The rigging and sails were quickly taken off, but the great problem which confronted them was how to land that engine.
At that time Mr. Hayes Small, of the Highland House Hotel, owned eight powerful horses, and Capt. Pine, of Boston, who had been sent down by the owners of the craft to take charge, made a contract with Mr. Small to truck the engine along the beach up through the Pamet River valley and on to Provincetown.
By lively work on the part of a gang of men the engine was removed from the vessel to the waiting trucks and four horses pulled it quickly up the beach and on to destination.
Three days later the Roger Dicky was only a mass of broken timbers and twisted chains.

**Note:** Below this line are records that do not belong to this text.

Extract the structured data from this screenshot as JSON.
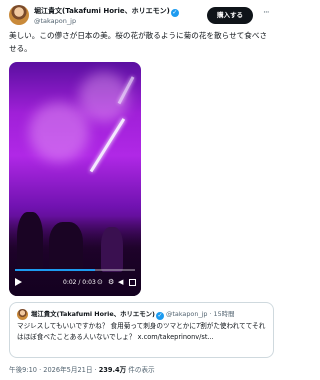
{
  "author": {
    "name": "堀江貴文(Takafumi Horie、ホリエモン)",
    "handle": "@takapon_jp",
    "verified_icon": "verified-check-icon"
  },
  "header": {
    "subscribe_label": "購入する",
    "more_label": "···"
  },
  "tweet": {
    "text": "美しい。この儚さが日本の美。桜の花が散るように菊の花を散らせて食べさせる。"
  },
  "video": {
    "time": "0:02 / 0:03",
    "progress_fraction": 0.67,
    "controls": [
      "play-icon",
      "captions-icon",
      "settings-icon",
      "volume-icon",
      "fullscreen-icon"
    ],
    "progress_color": "#1d9bf0"
  },
  "quote": {
    "name": "堀江貴文(Takafumi Horie、ホリエモン)",
    "handle": "@takapon_jp",
    "time": "15時間",
    "text": "マジレスしてもいいですかね？ 食用菊って刺身のツマとかに7割がた使われててそれはほぼ食べたことある人いないでしょ？ x.com/takeprinonv/st..."
  },
  "meta": {
    "time": "午後9:10 · 2026年5月21日 · ",
    "views_count": "239.4万",
    "views_label": " 件の表示"
  }
}
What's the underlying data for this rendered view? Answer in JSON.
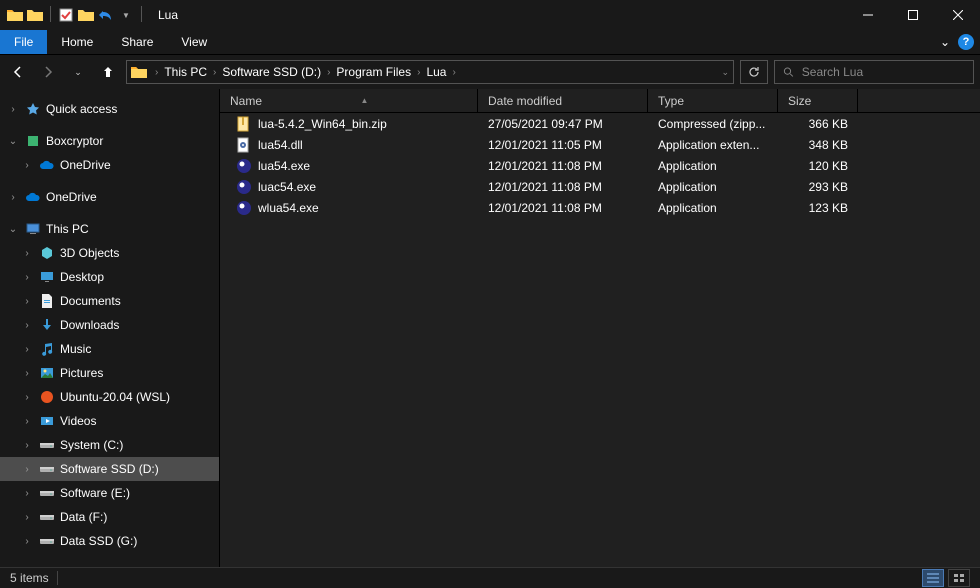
{
  "window": {
    "title": "Lua"
  },
  "ribbon": {
    "file": "File",
    "home": "Home",
    "share": "Share",
    "view": "View"
  },
  "breadcrumb": {
    "items": [
      "This PC",
      "Software SSD (D:)",
      "Program Files",
      "Lua"
    ]
  },
  "search": {
    "placeholder": "Search Lua"
  },
  "columns": {
    "name": "Name",
    "date": "Date modified",
    "type": "Type",
    "size": "Size"
  },
  "files": [
    {
      "name": "lua-5.4.2_Win64_bin.zip",
      "date": "27/05/2021 09:47 PM",
      "type": "Compressed (zipp...",
      "size": "366 KB",
      "icon": "zip"
    },
    {
      "name": "lua54.dll",
      "date": "12/01/2021 11:05 PM",
      "type": "Application exten...",
      "size": "348 KB",
      "icon": "dll"
    },
    {
      "name": "lua54.exe",
      "date": "12/01/2021 11:08 PM",
      "type": "Application",
      "size": "120 KB",
      "icon": "exe"
    },
    {
      "name": "luac54.exe",
      "date": "12/01/2021 11:08 PM",
      "type": "Application",
      "size": "293 KB",
      "icon": "exe"
    },
    {
      "name": "wlua54.exe",
      "date": "12/01/2021 11:08 PM",
      "type": "Application",
      "size": "123 KB",
      "icon": "exe"
    }
  ],
  "sidebar": {
    "quick_access": "Quick access",
    "boxcryptor": "Boxcryptor",
    "onedrive_nested": "OneDrive",
    "onedrive": "OneDrive",
    "this_pc": "This PC",
    "items": [
      {
        "label": "3D Objects",
        "icon": "3d"
      },
      {
        "label": "Desktop",
        "icon": "desktop"
      },
      {
        "label": "Documents",
        "icon": "documents"
      },
      {
        "label": "Downloads",
        "icon": "downloads"
      },
      {
        "label": "Music",
        "icon": "music"
      },
      {
        "label": "Pictures",
        "icon": "pictures"
      },
      {
        "label": "Ubuntu-20.04 (WSL)",
        "icon": "linux"
      },
      {
        "label": "Videos",
        "icon": "videos"
      },
      {
        "label": "System (C:)",
        "icon": "drive"
      },
      {
        "label": "Software SSD (D:)",
        "icon": "drive",
        "selected": true
      },
      {
        "label": "Software (E:)",
        "icon": "drive"
      },
      {
        "label": "Data (F:)",
        "icon": "drive"
      },
      {
        "label": "Data SSD (G:)",
        "icon": "drive"
      }
    ]
  },
  "status": {
    "item_count": "5 items"
  }
}
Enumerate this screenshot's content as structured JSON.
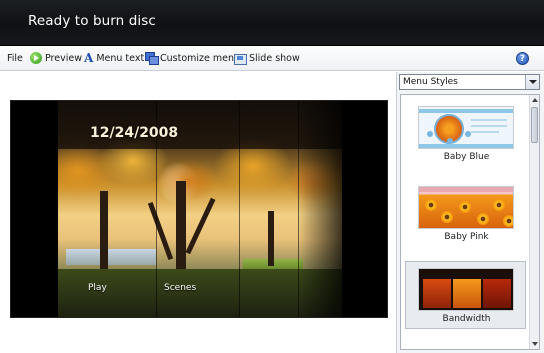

Fortunately no lives were lost in this disaster.
THE GETTYSBURG TOW
On the 21st day of June, 1927, the ocean-going tug Gettysburg, of the Reading Coal Company, towing four empty barges from Portland for Port Reading, Pennsylvania, was proceeding down the coast outside of Cape Cod. When the tow had reached a point east of Race Point Light, the wind, which had been strong from the northwest, began shifting to the northeast and increasing in violence, but as it was fair and favorable for running down the coast, the tow kept on instead of pulling up for Provincetown.
Every moment the wind increased in force, and when the tow was four miles east of Highland Light the wind had increased to a strong gale and the sea had become very rough. Suddenly at noon the hawser holding the tug to the first barge snapped and the four empty barges comprising the tow were adrift in the raging sea.
Then the tug made strenuous efforts to recover the barges, but the gale and the sea made this impossible.